Why steamy office romances heat everyone up and threaten value

Valentine’s Day conjures up all sorts of images — ranging from floating hearts to broken dreams, from joyous, out-in-the-open public displays of affection to slipping out quietly for a clandestine rendezvous. Footsie and holding hands under a table. A smooch here or there.

What’s the harm?

Oh, wait. You mean in the office? Well, that may be a different story.

Vault.com reports that 58% of adults have engaged in a workplace romance. On one hand, this statistic doesn’t shock me in the least as work is where we spend the majority of our waking hours. On the other hand, it presents an HR landmine for everyone involved — and I mean everyone.

I speak from personal experience. (No, dear. If you are reading this, I am not in the 58%.) Years ago, I navigated a workplace romance situation that could have blown up big time for the employees and/or the employer involved.

The two employees were both married at the time — to someone else. There was a supervisory relationship. They were both exceptionally talented and, romantic entanglement aside, valuable to the organization and with bright futures.

The two worked very hard to keep the relationship concealed. However, they were a part of a close-knit group of co-workers and the spark between them was hard to ignore. Add to that the seemingly clever strategy of heading out to and returning from lunch at different — but really the same — time, one using the elevator and the other the stairs. People knew. Of course they did. For a while, they were willing to roll their eyes and look the other way. That is until the close-knit group was celebrating the marriage of another co-worker and one thing led to another at the party. The water cooler chatter after that was heated, to say the least, which is where I got brought into it.

The company did not have a policy around interoffice relationships per se. The supervisory relationship was clearly an HR time bomb, even before the advent of #MeToo. The higher-ups were up in arms and, well, hopping mad. They expected better of these individuals. Believe me, those were not fun “Houston, we have a problem” conversations when I had to bring company leaders in under the hood on this sensitive matter.

At the same time, both employees were people I and many others in the organization cared about, with talents the company needed. Outside my sphere, there were families impacted. This was delicate.

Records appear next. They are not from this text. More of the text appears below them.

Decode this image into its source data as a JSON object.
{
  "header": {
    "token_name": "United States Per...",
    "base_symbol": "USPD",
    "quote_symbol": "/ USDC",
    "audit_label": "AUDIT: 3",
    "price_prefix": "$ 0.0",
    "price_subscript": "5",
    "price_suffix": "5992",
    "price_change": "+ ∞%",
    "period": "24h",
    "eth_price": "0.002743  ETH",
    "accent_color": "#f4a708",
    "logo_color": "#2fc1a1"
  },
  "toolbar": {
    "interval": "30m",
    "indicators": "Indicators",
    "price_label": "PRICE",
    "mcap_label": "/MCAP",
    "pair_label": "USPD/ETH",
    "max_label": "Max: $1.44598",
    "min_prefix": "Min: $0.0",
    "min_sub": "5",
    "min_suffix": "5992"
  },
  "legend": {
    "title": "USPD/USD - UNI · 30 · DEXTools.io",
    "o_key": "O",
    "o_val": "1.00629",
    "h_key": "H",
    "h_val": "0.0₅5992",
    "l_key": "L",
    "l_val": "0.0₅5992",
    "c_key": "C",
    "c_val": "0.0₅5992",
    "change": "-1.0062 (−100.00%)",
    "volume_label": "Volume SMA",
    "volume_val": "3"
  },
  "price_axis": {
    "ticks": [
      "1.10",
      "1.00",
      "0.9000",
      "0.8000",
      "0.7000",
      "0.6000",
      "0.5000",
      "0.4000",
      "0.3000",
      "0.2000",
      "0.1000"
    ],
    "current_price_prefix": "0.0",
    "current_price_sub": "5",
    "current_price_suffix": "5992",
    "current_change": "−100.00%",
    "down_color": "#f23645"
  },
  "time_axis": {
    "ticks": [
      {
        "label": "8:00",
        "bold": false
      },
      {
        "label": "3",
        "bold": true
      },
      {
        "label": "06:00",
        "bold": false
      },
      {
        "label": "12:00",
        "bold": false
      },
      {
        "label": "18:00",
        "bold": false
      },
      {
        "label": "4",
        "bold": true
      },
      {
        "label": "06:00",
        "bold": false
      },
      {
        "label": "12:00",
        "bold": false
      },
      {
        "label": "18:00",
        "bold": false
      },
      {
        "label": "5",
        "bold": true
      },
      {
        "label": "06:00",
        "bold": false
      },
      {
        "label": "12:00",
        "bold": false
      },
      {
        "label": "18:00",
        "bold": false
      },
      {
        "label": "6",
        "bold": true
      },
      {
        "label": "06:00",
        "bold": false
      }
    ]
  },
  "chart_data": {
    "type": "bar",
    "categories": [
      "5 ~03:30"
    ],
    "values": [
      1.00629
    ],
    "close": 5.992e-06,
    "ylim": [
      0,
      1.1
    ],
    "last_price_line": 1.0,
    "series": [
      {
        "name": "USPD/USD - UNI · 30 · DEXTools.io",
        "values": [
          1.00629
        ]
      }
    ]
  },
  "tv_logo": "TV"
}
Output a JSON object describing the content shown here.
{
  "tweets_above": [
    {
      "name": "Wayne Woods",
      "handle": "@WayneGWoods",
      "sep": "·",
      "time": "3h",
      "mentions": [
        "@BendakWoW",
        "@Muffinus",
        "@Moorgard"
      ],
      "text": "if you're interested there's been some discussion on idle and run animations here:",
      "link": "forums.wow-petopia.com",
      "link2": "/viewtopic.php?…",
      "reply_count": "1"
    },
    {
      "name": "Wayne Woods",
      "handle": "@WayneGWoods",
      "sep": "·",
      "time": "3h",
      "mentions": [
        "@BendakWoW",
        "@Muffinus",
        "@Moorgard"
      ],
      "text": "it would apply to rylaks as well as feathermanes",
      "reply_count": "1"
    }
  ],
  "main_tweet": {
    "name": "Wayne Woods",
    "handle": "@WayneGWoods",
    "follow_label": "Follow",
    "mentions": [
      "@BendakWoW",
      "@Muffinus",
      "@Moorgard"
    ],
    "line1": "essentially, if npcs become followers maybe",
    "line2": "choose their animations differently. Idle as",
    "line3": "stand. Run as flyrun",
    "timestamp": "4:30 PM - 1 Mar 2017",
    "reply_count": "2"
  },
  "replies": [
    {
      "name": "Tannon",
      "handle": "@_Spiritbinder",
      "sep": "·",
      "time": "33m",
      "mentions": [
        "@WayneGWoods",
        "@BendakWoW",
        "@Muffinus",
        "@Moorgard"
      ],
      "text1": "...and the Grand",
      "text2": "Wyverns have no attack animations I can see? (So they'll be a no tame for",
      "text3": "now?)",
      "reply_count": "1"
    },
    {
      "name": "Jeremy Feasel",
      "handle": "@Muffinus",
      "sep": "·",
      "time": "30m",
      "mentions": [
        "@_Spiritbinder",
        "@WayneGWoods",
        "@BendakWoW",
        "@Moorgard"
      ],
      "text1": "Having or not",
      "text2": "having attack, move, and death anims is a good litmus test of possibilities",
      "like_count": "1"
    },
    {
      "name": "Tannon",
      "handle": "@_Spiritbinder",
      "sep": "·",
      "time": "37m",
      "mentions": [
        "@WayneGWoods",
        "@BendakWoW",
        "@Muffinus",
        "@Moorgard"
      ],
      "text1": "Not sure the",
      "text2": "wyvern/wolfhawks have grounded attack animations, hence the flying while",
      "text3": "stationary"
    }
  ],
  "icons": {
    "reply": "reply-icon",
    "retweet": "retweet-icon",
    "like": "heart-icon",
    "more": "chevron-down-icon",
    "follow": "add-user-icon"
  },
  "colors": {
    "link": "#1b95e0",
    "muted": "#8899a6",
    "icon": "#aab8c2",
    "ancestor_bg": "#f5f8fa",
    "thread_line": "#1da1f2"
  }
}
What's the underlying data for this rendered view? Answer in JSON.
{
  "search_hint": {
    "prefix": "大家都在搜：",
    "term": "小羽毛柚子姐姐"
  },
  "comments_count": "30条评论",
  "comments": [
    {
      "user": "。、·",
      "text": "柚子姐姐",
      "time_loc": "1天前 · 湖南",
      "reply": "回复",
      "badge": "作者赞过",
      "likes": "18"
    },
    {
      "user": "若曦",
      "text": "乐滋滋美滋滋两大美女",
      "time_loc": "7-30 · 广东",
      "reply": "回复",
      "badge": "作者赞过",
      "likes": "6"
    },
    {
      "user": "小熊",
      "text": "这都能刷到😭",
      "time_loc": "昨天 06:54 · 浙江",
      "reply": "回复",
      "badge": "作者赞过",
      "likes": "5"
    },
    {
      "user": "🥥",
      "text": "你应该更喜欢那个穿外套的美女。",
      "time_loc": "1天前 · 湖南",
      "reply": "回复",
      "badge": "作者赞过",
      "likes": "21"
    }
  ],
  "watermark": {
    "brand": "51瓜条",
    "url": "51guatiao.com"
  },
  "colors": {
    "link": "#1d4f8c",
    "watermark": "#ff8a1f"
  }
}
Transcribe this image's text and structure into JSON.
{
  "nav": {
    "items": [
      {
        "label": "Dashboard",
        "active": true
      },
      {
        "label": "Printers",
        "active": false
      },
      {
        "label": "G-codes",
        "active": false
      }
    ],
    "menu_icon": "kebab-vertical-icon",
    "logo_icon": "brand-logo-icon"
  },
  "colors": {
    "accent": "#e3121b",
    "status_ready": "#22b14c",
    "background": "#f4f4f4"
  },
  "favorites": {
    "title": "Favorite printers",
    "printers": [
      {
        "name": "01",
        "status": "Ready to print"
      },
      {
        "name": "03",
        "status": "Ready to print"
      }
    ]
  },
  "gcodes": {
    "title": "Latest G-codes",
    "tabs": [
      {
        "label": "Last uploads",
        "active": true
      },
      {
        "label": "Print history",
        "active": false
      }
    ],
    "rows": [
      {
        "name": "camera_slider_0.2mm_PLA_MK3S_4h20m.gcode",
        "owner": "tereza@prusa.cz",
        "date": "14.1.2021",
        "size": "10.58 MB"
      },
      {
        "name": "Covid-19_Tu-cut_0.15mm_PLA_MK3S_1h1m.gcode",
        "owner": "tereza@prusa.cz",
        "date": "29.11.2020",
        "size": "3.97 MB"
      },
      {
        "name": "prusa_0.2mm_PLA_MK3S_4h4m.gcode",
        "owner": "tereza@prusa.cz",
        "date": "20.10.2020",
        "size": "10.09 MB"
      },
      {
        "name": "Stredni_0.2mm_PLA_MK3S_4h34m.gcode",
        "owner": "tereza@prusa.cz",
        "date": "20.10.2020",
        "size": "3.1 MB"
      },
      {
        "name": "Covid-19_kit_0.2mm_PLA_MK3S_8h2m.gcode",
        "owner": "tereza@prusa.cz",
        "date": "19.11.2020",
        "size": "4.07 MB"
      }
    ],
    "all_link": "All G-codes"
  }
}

There were classic choices from an employer position ranging from ignoring it (unwise) to picking a side and bouncing the supervisor and potentially alienating the remaining employee (and we all lose). Some felt it was a black-and-white decision as to what should happen — a solution I found to be win-lose at best and lose-lose at worst. I wanted to arrive at a conclusion that reinforced the value and values of the company: one of respect, integrity, employee development, and retention.

We found our way through honest and frank discussions with both employees, their supervisors, and other influencers within the organization. There were, of course, consequences for the individual that was in the senior position in the relationship, including reassignment of some responsibilities and, while not explicitly stated, some loss in momentum on the promotion track that person was on due to the lapse of managerial judgment. The other person involved mostly suffered embarrassment. In the end, both employees were retained.

I share this story because I believe that situations like this prove whether a company drives or squanders value. A company of value is attractive and strives to be so in all that they do. An attractive, high valuation company certainly has strong financials and a solid future, but it also has much more that is intangible. How it treats its employees in situations such as this matters deeply to whether the company will continue to attract and retain great talent, even in the face of certain HR risk.

How we handled the situation was a career life and death matter for two people, yes, but it mattered deeply to the rest of the organization as well.

The situation called for a solution that not only dealt with an HR matter but also simmered the tight-knit group down. At the end of the drama, this group of up-and-coming leaders would remember how their friends and colleagues were treated, how management responded to safeguard confidentiality, and ensure there weren’t harassment or discrimination incidents. They would either feel safe in knowing that when trouble brewed, whether office-romance related or not, they would be treated with respect and value. And when it was their turn to lead, how to do so with integrity and respect themselves.

Let’s play out the flip side of the tape. The members of this tight-knit group were, in today’s term, “influencers.” They represented the energy and much of the dynamic culture for the staff overall. Culture was something that truly differentiated the company in the marketplace. Their energy, like all energy — whether positive or negative — was contagious. Had the response been knee-jerk or draconian, we could have alienated this core group of young leaders. Staff turnover would have extended beyond the two lovebirds. Morale, which was already low because of the fluff up, would have plummeted further. We risked losing a competitive edge that brought measurable cultural and financial value to the company.

Honestly, I hadn’t thought about that incident until talking with a friend who was recently reeling from her own experience with an interoffice romance. Her story didn’t conclude as well. The relationship ended badly, as did her employment situation. The hurt from the situation is still raw and yet she has a good attitude, seeking and leaning on what her tryst has taught her.

So, during this February’s celebration of Valentine’s Day, reflect on your relationships at work. Are you in a culture of integrity and respect? How would you navigate this situation if it confronts you? With nearly 60% of adults admitting having been a part of an interoffice romance at some point, chances are it’s happening in your company.